There is a strong link between the location and the occurrence of the nitrogen oxidizing and sulphur bacteria. Both are present in selected samples across both locations, but mainly in the City Hall of Ghent, where in one sample they even reach high abundance. There is also a link between the occurrence of the nitrifying and sulphur prokaryotes and the higher soluble salt content of respectively nitrate or sulphate. However, also here there are some exceptions. The occurrence of sulphate reducing bacteria followed the same trend. These bacteria can cause further deterioration (Krumbein and Gorbushina, 2009) but besides inducing gypsum crust formation, they can reduce the sulphate and precipitate calcium carbonate. This process also produces sulphur and H2S (Castanier, Le Métayer-Levrel and Perthuisot, 1999). As one sample in the city (G5) contains both a high concentration of PNS and sulphate reducing bacteria, it is not impossible that both groups are strongly linked together.

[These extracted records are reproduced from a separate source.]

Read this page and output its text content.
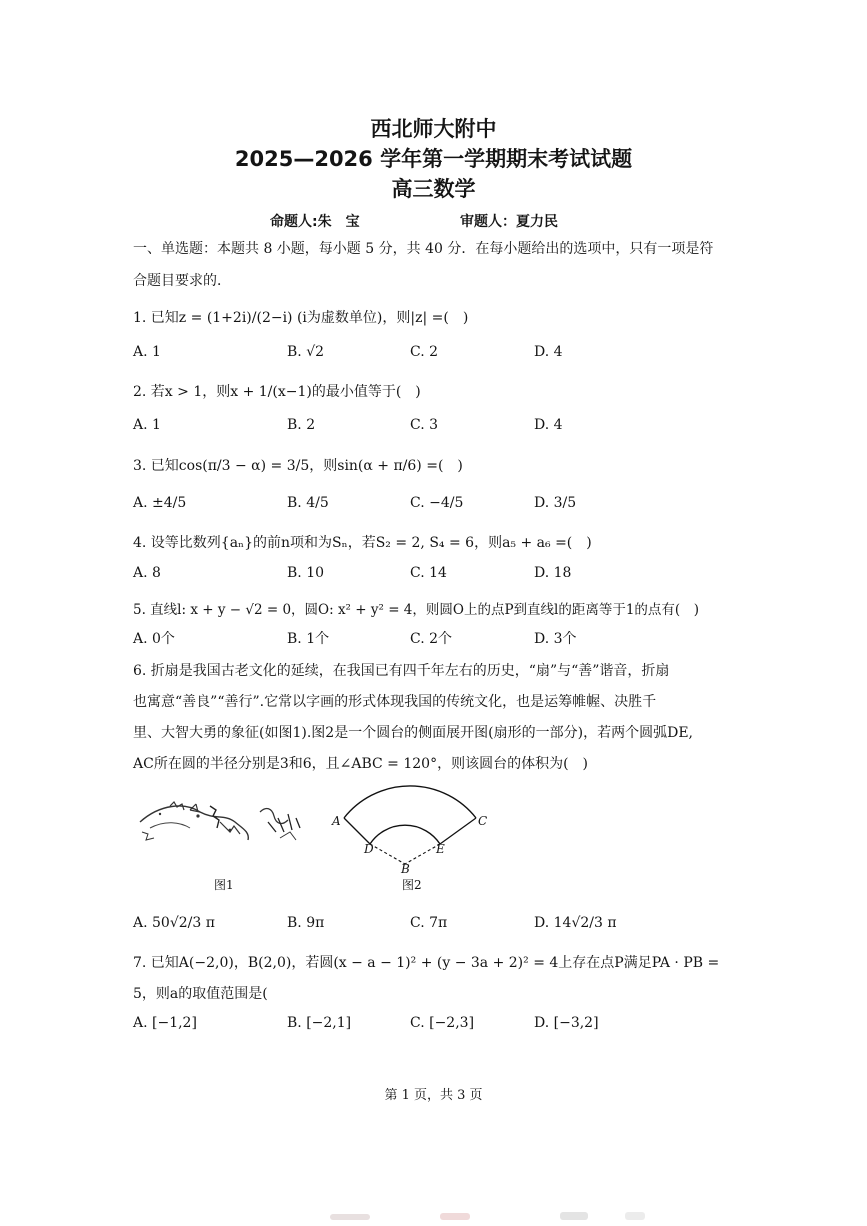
西北师大附中
2025—2026 学年第一学期期末考试试题
高三数学
命题人:朱　宝	审题人：夏力民
一、单选题：本题共 8 小题，每小题 5 分，共 40 分．在每小题给出的选项中，只有一项是符
合题目要求的．
1. 已知z = (1+2i)/(2−i) (i为虚数单位)，则|z| =(　)
A. 1	B. √2	C. 2	D. 4
2. 若x > 1，则x + 1/(x−1)的最小值等于(　)
A. 1	B. 2	C. 3	D. 4
3. 已知cos(π/3 − α) = 3/5，则sin(α + π/6) =(　)
A. ±4/5	B. 4/5	C. −4/5	D. 3/5
4. 设等比数列{aₙ}的前n项和为Sₙ，若S₂ = 2, S₄ = 6，则a₅ + a₆ =(　)
A. 8	B. 10	C. 14	D. 18
5. 直线l: x + y − √2 = 0，圆O: x² + y² = 4，则圆O上的点P到直线l的距离等于1的点有(　)
A. 0个	B. 1个	C. 2个	D. 3个
6. 折扇是我国古老文化的延续，在我国已有四千年左右的历史，“扇”与“善”谐音，折扇
也寓意“善良”“善行”.它常以字画的形式体现我国的传统文化，也是运筹帷幄、决胜千
里、大智大勇的象征(如图1).图2是一个圆台的侧面展开图(扇形的一部分)，若两个圆弧DE,
AC所在圆的半径分别是3和6，且∠ABC = 120°，则该圆台的体积为(　)
A	C
D	E
B
图1	图2
A. 50√2/3 π	B. 9π	C. 7π	D. 14√2/3 π
7. 已知A(−2,0)，B(2,0)，若圆(x − a − 1)² + (y − 3a + 2)² = 4上存在点P满足PA · PB =
5，则a的取值范围是(
A. [−1,2]	B. [−2,1]	C. [−2,3]	D. [−3,2]
第 1 页，共 3 页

These results combine some of the findings of previous research by Mansch and Bock (1998) & Villa et al. (2015). The former found more nitrifying bacteria in the urban environment and the latter more sulphur oxidizing bacteria. It also confirms the findings of Li et al. (2016). However, members of sulphur compound oxidizing genera of which it is known that they deteriorate building stones, such as Thiobacillus (and related genera) have not been found (Krumbein and Gorbushina, 2009). This contrasts with the earlier findings of Villa et al. (2015). Furthermore, it is unclear if the PNS bacteria would affect natural building stones the same way as Thiobacillus. The presence of sulphur bacteria that only tolerate lower amounts of sulphur can be related to the decreasing SO2 concentrations in the atmosphere. The low abundance of sulphur and nitrogen oxidizers, combined with the absence of those groups in several samples, indicates that other chemical factors are most likely still dominating gypsum crust formation. Although those gypsum crust have been formed since decades, when the SO2 and NOx concentrations were higher, it cannot be excluded that back then more sulphur and nitrogen oxidizers were present affecting crust formation.

 

Besides the metagenomic approach, also an isolation campaign has been performed. This did not succeed to retrieve chemolithoautotrophic prokaryotes. However, 20 genera belonging to 31 species of heterotrophic bacteria were successfully isolated and identified. Growth occurred mainly aerobic and denitrification occurred barely. Many isolates contained a red, orange, pink or yellow pigment and one of them, Arthrobacter agilis, has been successfully applied on the water run-off test (Figure 2). After one cycle of two hours, the rocks became significantly red and this has been confirmed by the spectrophotometric data. There was a dip between 450 and 560 nm in the reflectance, leading to an increase visibility of the complementary 99red/orange colours. During this test, we applied bacterial concentrations that do not occur in nature. However, it shows how easy it can discolour a natural building stone and the potential of some of the bacteria to cause aesthetic changes. Besides natural oxidation of iron-bearing minerals, these bacteria could also contribute to the rusty/red colour on the Castle of Berlare.


Figure 2: A) Spectral data showing the initial state of the Savonnières limestone (blank) and the progress of the colour change after adding Arthrobacter agilis during the different cycles (Cycle 1–3). B) Savonnières stone after three cycles showing the discolouration compared to the initial state at the top section.